Experimenting with thin veneers of spruce, maple, and old-growth fir, the artist revels in the hidden beauty within the trees. Each sheet reveals a landscape of grain and color, brought to life when illuminated from within. The use of veneers allows the artist to extend the life of rare materials like old growth fir, preserving and honoring the wood while revealing its inner radiance.

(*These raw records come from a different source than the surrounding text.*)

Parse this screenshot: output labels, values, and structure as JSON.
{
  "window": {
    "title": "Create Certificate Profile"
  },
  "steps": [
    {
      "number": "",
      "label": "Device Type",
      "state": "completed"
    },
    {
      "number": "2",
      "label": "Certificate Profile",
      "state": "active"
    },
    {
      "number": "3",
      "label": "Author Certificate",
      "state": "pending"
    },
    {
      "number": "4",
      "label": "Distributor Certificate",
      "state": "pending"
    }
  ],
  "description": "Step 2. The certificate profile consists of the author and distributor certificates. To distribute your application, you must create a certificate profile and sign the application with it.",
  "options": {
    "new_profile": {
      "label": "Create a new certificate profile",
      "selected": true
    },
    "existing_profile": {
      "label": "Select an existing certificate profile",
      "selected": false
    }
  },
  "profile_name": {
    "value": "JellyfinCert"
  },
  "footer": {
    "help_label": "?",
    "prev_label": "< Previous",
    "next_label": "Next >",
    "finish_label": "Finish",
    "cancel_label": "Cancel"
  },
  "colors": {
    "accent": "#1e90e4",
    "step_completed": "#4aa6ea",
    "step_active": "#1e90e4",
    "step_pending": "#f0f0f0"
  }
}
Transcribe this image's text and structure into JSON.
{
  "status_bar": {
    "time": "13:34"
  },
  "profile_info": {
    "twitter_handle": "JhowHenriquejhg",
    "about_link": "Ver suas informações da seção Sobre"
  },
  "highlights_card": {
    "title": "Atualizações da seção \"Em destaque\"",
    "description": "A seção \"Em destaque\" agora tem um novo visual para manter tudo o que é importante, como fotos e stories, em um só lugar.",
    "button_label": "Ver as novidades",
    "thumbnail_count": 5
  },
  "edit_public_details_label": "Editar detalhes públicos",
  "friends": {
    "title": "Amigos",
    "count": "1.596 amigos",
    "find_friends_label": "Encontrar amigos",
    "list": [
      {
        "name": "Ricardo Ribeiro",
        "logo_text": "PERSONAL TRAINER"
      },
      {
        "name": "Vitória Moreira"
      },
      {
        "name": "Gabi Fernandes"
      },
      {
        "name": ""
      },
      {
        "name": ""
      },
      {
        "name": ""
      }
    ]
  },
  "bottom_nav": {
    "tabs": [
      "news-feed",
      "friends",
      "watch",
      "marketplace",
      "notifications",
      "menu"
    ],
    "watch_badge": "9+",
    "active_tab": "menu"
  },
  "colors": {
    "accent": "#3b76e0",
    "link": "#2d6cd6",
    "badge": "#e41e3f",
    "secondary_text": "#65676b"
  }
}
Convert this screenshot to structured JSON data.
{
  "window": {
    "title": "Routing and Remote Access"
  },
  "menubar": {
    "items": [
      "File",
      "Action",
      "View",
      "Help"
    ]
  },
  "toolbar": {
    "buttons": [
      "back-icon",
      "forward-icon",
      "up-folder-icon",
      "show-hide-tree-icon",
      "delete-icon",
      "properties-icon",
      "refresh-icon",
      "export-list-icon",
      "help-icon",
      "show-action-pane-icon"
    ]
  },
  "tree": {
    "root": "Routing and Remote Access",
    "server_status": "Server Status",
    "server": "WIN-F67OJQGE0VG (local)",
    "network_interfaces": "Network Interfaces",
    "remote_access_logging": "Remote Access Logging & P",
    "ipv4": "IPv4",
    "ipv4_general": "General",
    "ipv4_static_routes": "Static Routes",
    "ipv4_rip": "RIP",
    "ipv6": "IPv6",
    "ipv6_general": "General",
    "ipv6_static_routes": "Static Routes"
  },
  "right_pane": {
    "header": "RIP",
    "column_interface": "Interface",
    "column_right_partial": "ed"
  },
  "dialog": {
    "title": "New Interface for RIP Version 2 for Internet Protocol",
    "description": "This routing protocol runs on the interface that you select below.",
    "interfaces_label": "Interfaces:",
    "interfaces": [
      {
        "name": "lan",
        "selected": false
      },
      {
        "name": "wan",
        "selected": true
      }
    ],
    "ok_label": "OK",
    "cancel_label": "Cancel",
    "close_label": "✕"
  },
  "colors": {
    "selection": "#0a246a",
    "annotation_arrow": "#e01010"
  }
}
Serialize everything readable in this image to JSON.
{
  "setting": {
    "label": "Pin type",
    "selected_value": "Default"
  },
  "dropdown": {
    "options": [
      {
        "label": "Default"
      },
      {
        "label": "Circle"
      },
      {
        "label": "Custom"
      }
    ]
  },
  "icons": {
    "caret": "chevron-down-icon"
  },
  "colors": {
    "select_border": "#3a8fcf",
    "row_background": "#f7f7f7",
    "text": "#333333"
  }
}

The artist seeks to rekindle our ancient connection to the hearth: that warm, amber glow that draws us together and brings calm. Through each lamp, the artist invites us to remember the comfort of firelight and the peace found in its steady illumination.
Beneath the Bark
John Corzine
Western maple, spalted maple, quilted maple, spruce, fir veneers and reclaimed crate wood bands.
Natalie Coblentz
Don’t Cry Over Spilt Light is composed almost entirely of upcycled materials from the artist’s workshop. As the artist reassembled parts, the act of reuse became a meditation on the cycles of energy in both art and life. One string of LEDs pulse in a slow fade, the giving side, while the other travels along, receiving light. Together, they move like the two ventricles of a heart.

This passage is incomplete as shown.